Trump’s reliance on China to handle North Korea was unlikely to work
Trump’s plan was to get China to make North Korea halt its missile and nuclear programs. But Kelly Magsamen, a top Asia Pentagon official in the Obama administration, never thought that was a good idea.
“President Trump was foolish to outsource his North Korea strategy to China,” she said in an interview. “China can certainly play a major role, but they don’t share our interests. It takes more than one summit and a few tweets to address the North Korea challenge.”

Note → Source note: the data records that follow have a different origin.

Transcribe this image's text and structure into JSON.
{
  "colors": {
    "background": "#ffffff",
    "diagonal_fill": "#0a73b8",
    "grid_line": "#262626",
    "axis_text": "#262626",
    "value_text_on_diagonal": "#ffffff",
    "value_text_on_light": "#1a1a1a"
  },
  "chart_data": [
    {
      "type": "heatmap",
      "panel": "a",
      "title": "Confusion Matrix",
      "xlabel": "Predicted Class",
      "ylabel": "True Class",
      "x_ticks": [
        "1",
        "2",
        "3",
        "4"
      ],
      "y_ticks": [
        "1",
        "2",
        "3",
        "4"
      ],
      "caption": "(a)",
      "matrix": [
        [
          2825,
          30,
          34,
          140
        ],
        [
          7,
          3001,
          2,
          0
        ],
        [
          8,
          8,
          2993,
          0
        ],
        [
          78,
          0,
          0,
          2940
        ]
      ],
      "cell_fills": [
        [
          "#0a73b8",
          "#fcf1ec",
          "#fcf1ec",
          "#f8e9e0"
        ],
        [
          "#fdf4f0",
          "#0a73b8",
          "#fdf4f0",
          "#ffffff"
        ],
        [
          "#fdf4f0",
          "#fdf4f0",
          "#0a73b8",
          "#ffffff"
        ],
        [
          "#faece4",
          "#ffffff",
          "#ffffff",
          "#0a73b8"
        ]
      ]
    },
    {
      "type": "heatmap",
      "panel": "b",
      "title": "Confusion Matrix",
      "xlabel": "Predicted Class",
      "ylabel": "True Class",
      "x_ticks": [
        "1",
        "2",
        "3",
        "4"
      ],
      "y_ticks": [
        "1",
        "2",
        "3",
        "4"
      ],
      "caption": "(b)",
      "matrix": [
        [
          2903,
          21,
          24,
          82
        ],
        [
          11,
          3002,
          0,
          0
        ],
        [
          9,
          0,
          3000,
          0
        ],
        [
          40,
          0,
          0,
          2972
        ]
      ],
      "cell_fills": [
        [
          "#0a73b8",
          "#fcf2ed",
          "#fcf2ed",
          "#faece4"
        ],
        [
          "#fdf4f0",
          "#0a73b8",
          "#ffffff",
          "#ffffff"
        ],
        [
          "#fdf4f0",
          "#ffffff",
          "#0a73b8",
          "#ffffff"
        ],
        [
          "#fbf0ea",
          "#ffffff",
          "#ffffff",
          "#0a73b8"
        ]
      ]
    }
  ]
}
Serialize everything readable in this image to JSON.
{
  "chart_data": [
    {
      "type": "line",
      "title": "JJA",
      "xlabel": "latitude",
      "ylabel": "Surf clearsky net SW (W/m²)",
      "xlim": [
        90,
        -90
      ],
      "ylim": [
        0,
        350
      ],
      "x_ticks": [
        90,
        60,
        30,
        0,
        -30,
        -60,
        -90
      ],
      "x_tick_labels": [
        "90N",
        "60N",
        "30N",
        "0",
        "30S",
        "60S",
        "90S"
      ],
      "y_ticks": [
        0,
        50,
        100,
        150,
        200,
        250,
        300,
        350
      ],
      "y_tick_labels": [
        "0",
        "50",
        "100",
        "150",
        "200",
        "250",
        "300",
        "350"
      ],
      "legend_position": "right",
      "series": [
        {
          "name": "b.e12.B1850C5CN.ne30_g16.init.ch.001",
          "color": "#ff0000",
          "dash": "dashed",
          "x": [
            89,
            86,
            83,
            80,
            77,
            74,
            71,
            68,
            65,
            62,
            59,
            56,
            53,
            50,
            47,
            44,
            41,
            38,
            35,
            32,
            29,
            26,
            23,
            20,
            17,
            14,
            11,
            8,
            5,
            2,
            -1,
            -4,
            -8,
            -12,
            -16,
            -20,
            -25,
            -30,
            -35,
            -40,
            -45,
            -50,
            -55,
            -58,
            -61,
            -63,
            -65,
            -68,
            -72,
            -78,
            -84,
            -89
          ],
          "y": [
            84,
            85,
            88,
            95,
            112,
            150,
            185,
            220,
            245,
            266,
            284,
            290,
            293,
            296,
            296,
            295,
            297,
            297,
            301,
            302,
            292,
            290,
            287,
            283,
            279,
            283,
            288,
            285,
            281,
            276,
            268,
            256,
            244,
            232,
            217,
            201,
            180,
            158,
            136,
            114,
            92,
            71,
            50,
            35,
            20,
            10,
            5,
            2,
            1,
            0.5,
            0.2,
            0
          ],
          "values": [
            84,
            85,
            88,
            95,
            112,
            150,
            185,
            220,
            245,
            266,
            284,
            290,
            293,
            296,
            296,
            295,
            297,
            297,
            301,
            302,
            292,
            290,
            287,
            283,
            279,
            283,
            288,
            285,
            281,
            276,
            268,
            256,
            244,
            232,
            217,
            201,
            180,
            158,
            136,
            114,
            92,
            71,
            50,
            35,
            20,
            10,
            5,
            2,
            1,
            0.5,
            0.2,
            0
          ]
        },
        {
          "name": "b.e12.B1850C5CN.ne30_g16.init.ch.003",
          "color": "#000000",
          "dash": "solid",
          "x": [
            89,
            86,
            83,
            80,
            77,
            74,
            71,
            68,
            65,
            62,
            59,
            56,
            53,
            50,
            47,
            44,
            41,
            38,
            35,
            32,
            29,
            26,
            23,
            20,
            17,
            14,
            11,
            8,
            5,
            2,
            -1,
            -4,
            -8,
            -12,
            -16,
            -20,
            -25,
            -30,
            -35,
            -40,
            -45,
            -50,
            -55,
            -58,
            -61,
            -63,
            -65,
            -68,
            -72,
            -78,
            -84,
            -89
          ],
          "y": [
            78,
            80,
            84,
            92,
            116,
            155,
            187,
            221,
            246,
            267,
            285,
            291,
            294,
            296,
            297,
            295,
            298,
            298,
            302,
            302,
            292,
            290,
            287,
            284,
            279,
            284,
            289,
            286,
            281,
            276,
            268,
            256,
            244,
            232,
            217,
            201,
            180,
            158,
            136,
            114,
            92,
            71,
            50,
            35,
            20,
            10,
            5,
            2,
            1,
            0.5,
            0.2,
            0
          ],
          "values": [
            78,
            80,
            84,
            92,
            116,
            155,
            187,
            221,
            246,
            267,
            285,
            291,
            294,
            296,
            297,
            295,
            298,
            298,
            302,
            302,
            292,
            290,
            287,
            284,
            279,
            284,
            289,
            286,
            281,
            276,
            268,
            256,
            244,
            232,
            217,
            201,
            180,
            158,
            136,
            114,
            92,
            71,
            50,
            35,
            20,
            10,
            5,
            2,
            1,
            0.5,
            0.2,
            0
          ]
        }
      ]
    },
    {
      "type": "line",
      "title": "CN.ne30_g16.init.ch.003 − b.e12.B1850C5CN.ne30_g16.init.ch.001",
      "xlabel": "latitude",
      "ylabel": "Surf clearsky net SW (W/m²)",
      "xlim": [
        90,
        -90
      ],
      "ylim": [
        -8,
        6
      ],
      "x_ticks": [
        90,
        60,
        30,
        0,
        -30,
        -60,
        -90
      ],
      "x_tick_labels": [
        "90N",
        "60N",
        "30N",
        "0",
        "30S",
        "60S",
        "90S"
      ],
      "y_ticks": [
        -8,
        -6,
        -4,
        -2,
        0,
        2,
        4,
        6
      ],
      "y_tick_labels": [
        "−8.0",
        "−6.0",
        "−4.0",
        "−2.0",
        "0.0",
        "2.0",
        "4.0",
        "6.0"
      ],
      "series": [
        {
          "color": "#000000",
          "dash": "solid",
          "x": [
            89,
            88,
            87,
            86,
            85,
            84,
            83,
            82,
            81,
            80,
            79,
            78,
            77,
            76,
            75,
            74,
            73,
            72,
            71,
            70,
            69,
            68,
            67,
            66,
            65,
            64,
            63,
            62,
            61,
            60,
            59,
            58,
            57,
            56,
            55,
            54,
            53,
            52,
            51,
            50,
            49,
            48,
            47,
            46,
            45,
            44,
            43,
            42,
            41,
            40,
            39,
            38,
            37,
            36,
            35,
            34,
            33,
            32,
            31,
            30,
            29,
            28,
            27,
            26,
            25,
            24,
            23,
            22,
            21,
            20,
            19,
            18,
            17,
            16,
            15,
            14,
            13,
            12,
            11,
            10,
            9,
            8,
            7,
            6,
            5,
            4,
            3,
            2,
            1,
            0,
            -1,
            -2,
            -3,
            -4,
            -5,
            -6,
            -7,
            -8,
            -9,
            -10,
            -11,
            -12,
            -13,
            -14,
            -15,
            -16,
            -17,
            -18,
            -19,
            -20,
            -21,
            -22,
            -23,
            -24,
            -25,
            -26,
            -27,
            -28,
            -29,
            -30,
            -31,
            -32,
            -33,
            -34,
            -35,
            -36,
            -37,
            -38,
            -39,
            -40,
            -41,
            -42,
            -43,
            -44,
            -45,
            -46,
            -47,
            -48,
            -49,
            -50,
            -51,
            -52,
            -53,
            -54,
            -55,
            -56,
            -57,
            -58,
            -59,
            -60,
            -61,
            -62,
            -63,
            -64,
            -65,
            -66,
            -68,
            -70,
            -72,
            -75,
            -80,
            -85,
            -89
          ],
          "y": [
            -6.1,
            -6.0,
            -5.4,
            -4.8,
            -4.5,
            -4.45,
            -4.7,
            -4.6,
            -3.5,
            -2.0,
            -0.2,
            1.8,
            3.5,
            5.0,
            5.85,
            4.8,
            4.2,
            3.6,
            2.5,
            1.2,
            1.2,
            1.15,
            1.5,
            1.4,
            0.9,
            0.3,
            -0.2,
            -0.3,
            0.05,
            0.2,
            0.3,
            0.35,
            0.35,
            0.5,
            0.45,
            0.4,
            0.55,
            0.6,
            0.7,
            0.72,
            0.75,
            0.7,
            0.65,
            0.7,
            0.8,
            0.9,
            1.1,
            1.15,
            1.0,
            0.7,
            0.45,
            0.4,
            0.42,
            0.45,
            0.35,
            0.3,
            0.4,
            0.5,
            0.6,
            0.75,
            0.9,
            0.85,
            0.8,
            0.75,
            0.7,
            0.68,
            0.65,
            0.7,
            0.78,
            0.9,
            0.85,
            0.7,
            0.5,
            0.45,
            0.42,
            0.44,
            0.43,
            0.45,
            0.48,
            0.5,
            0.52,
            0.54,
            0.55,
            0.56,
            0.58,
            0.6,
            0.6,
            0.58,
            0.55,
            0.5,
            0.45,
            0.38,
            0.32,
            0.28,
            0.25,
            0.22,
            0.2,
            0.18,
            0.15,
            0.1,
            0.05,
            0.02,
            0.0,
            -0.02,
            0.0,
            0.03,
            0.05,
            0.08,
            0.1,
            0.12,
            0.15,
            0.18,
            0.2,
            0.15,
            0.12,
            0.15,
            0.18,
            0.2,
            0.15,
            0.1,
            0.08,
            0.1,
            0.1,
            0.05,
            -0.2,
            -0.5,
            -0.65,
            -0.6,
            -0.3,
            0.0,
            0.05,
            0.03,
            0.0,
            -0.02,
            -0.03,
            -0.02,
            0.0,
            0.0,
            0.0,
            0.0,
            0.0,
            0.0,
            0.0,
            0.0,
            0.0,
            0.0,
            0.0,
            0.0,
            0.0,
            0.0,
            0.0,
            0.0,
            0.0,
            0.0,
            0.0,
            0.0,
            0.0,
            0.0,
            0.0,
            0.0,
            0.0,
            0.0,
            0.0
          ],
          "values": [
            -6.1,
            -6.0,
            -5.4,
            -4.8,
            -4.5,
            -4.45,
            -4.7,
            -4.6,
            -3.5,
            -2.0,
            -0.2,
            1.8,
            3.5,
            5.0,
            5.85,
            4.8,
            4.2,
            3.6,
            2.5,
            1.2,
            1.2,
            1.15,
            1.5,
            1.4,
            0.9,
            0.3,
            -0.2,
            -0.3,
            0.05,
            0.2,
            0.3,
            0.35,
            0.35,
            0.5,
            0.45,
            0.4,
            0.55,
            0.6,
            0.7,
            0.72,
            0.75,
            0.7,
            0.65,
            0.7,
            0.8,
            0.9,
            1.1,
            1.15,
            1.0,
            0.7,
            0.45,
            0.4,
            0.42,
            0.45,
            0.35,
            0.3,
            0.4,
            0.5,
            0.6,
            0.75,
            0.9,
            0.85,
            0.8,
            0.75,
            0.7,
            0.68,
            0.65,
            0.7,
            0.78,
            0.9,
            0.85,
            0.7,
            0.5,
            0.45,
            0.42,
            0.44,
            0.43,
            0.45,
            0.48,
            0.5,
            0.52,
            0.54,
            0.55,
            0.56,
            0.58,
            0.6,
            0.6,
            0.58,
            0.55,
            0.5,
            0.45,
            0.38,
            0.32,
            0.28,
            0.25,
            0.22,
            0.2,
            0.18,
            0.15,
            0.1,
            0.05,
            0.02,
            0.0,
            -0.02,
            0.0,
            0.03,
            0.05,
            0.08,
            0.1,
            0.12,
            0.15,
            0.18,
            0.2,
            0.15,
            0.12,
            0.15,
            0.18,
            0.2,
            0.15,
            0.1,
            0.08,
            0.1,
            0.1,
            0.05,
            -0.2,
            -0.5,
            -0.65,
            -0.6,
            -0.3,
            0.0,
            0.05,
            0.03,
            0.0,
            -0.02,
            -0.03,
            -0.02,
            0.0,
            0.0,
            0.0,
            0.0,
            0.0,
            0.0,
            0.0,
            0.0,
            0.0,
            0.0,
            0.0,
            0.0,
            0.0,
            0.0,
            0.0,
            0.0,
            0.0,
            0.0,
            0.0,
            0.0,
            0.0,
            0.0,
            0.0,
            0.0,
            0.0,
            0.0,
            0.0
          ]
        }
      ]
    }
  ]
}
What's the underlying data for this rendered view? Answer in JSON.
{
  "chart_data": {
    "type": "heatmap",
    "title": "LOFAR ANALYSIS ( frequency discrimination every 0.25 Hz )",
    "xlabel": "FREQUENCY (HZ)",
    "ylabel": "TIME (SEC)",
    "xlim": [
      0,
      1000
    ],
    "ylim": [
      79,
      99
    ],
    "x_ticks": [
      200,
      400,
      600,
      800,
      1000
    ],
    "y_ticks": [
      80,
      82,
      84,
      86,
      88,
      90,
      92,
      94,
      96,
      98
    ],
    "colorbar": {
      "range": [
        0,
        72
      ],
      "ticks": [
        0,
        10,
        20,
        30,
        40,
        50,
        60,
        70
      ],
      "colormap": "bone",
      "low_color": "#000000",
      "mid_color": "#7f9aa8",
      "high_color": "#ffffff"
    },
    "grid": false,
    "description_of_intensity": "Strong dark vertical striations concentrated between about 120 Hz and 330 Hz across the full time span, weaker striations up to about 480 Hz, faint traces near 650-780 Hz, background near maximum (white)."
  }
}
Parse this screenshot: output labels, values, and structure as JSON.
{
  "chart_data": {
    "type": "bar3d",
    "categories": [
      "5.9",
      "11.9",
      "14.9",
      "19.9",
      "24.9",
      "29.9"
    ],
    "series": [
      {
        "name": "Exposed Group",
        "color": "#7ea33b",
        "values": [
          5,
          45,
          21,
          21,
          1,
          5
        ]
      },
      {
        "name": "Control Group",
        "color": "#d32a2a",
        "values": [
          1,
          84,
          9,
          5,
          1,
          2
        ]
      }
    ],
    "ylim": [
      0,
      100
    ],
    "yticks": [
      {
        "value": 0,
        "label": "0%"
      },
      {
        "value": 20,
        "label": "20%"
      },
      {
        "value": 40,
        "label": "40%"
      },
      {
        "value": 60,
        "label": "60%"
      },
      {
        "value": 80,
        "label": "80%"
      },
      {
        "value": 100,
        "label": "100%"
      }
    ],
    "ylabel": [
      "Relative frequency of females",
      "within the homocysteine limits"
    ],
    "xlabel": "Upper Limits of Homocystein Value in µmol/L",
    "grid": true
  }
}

China’s failure to deliver was evident back in April when new data showed its trade with North Korea had increased by 37.4 percent in the first quarter of 2017. North Korea’s economy is almost entirely dependent on China, with Beijing providing Pyongyang with food, fuel, and machinery. Had China cut that off, North Korea would’ve been in trouble. But, clearly, the opposite happened.
Trump himself seems to realize now that China is unwilling to do America’s bidding on North Korea, per his tweet Wednesday morning.
Trade between China and North Korea grew almost 40% in the first quarter. So much for China working with us – but we had to give it a try!
— Donald J. Trump (@realDonaldTrump) July 5, 2017
That’s a surprising turnaround for Trump, especially after he felt he and Xi came to an understanding on North Korea during their Mar-a-Lago summit back in April. Then again, Trump promised to be much tougher on China during the campaign, claiming he would deem it a currency manipulator on his first day in office. He later changed his mind on that.
So, Trump decided to scrap the China plan, and now he has to decide what the new course of action will be. Trump has sold himself as a dealmaker of unparalleled skill, and it’s possible he’ll come up with something creative and new. It’s more likely that he’ll find himself in the same bind as his predecessors.